Can your veterinary clients hear you now?

Can your veterinary clients hear you now?

In our high-tech world of e-mail, Facebook, and smartphones, it's getting harder every day to grab the attention of the people you work with—and people you serve. Consider these tips to make sure veterinary clients and co-workers hear your message every time.

Beep. Buzz. Ring. Tweet! Text, e-mail, and cell phones have created a whole new world of competition as you struggle to make yourself heard among the spam, junk mail, and telemarketers fighting for attention. If you feel that clients and co-workers are tuning you out, it's time to take the static out of your words and create targeted messages that grab attention and offer results.

Tailoring your message is a good place to start, says Brenda Tassava, CVPM, CVJ, a Firstline Editorial Advisory Board member and hospital administrator at Broad Ripple Animal Clinic in Indianapolis. People have different communication styles—some need just the facts, while others prefer the details, including all of the possible outcomes, Tassava says. That's why her team uses the True Colors profiling program to learn about each team member's communication preferences. In fact, Tassava wrote a veterinary-specific version of the personality identification system called Canine Colors and serves as a master certification coach. (Click here to learn more about Canine Colors.)

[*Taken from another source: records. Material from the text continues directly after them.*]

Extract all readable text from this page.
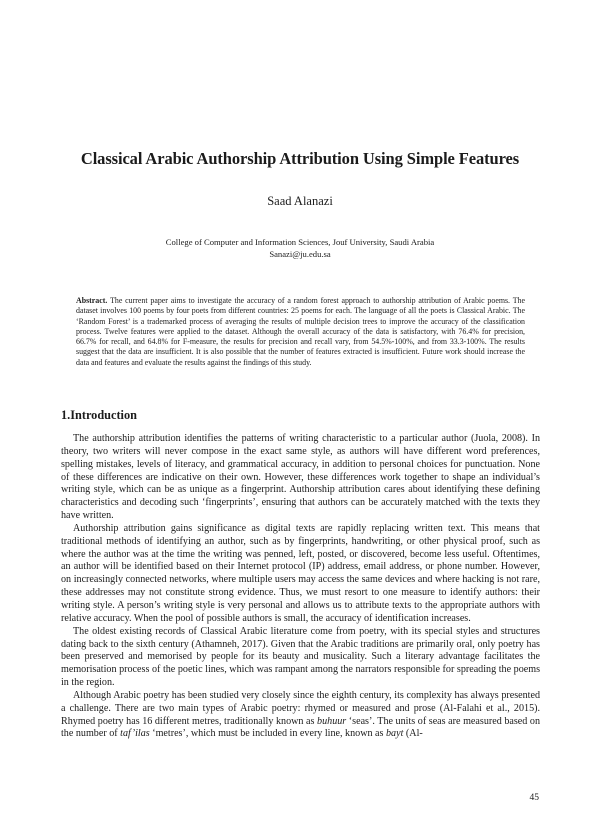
Classical Arabic Authorship Attribution Using Simple Features

Saad Alanazi

College of Computer and Information Sciences, Jouf University, Saudi Arabia
Sanazi@ju.edu.sa

Abstract. The current paper aims to investigate the accuracy of a random forest approach to authorship attribution of Arabic poems. The dataset involves 100 poems by four poets from different countries: 25 poems for each. The language of all the poets is Classical Arabic. The ‘Random Forest’ is a trademarked process of averaging the results of multiple decision trees to improve the accuracy of the classification process. Twelve features were applied to the dataset. Although the overall accuracy of the data is satisfactory, with 76.4% for precision, 66.7% for recall, and 64.8% for F-measure, the results for precision and recall vary, from 54.5%-100%, and from 33.3-100%. The results suggest that the data are insufficient. It is also possible that the number of features extracted is insufficient. Future work should increase the data and features and evaluate the results against the findings of this study.

1.Introduction

The authorship attribution identifies the patterns of writing characteristic to a particular author (Juola, 2008). In theory, two writers will never compose in the exact same style, as authors will have different word preferences, spelling mistakes, levels of literacy, and grammatical accuracy, in addition to personal choices for punctuation. None of these differences are indicative on their own. However, these differences work together to shape an individual’s writing style, which can be as unique as a fingerprint. Authorship attribution cares about identifying these defining characteristics and decoding such ‘fingerprints’, ensuring that authors can be accurately matched with the texts they have written.

Authorship attribution gains significance as digital texts are rapidly replacing written text. This means that traditional methods of identifying an author, such as by fingerprints, handwriting, or other physical proof, such as where the author was at the time the writing was penned, left, posted, or discovered, become less useful. Oftentimes, an author will be identified based on their Internet protocol (IP) address, email address, or phone number. However, on increasingly connected networks, where multiple users may access the same devices and where hacking is not rare, these addresses may not constitute strong evidence. Thus, we must resort to one measure to identify authors: their writing style. A person’s writing style is very personal and allows us to attribute texts to the appropriate authors with relative accuracy. When the pool of possible authors is small, the accuracy of identification increases.

The oldest existing records of Classical Arabic literature come from poetry, with its special styles and structures dating back to the sixth century (Athamneh, 2017). Given that the Arabic traditions are primarily oral, only poetry has been preserved and memorised by people for its beauty and musicality. Such a literary advantage facilitates the memorisation process of the poetic lines, which was rampant among the narrators responsible for spreading the poems in the region.

Although Arabic poetry has been studied very closely since the eighth century, its complexity has always presented a challenge. There are two main types of Arabic poetry: rhymed or measured and prose (Al-Falahi et al., 2015). Rhymed poetry has 16 different metres, traditionally known as buhuur ‘seas’. The units of seas are measured based on the number of taf’ilas ‘metres’, which must be included in every line, known as bayt (Al-

45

"Whenever we need to express ourselves or communicate with another person, it's our personal responsibility to adapt to that person's communication style," Tassava says. "So everyone should become a bit more diverse and versatile."

Communication tends to shut down when people get frustrated because others don't communicate the same way, she says. That's why it's important to get outside of your own comfort zone and help make that communication happen.

"If you can be aware and open yourself up to speak and express yourself more in line with the way other people receive and process information, you can become a much better communicator," she says.

Check yourself

If you're not feeling heard, it's time for a quick gut check. Have you developed any bad communication habits that encourage others to tune you out? Consider these characters and make sure you steer clear of their bad behaviors:

  • Glenda Gossip knows all the up-to-the-second juiciest tales, and she'll spill everything the second the boss's back is turned. But don't turn your back on Glenda, or before you know it you'll play a starring role in her next lineup of stories. "When you talk about co-workers and say things you wouldn't say face-to-face to a person, that's a real problem," Tassava says. "And the people who hear you start to wonder, 'What are you saying about me when I'm not in the room?'"

A good guideline: If you feel you need to stop talking when someone enters the room, you're gossiping.

  • Ira Interruption interjects his opinion into every conversation—often before you're done speaking. He likes to think he's one step ahead when he finishes your sentences, but you just can't wait to leave him behind. "Interrupting others is a bad habit," Tassava says. "It really shuts people down if you don't let others express themselves thoroughly."
  • Cora Chronic-Complainer has a long list of gripes, and you're not going to scoot out of any conversation until she's told you every one. "If you're chronically complaining but you never take your problems to the person who can help fix them, you become a very ineffective person," Tassava says. "And eventually, people don't want to hear it anymore. They don't want to be around it."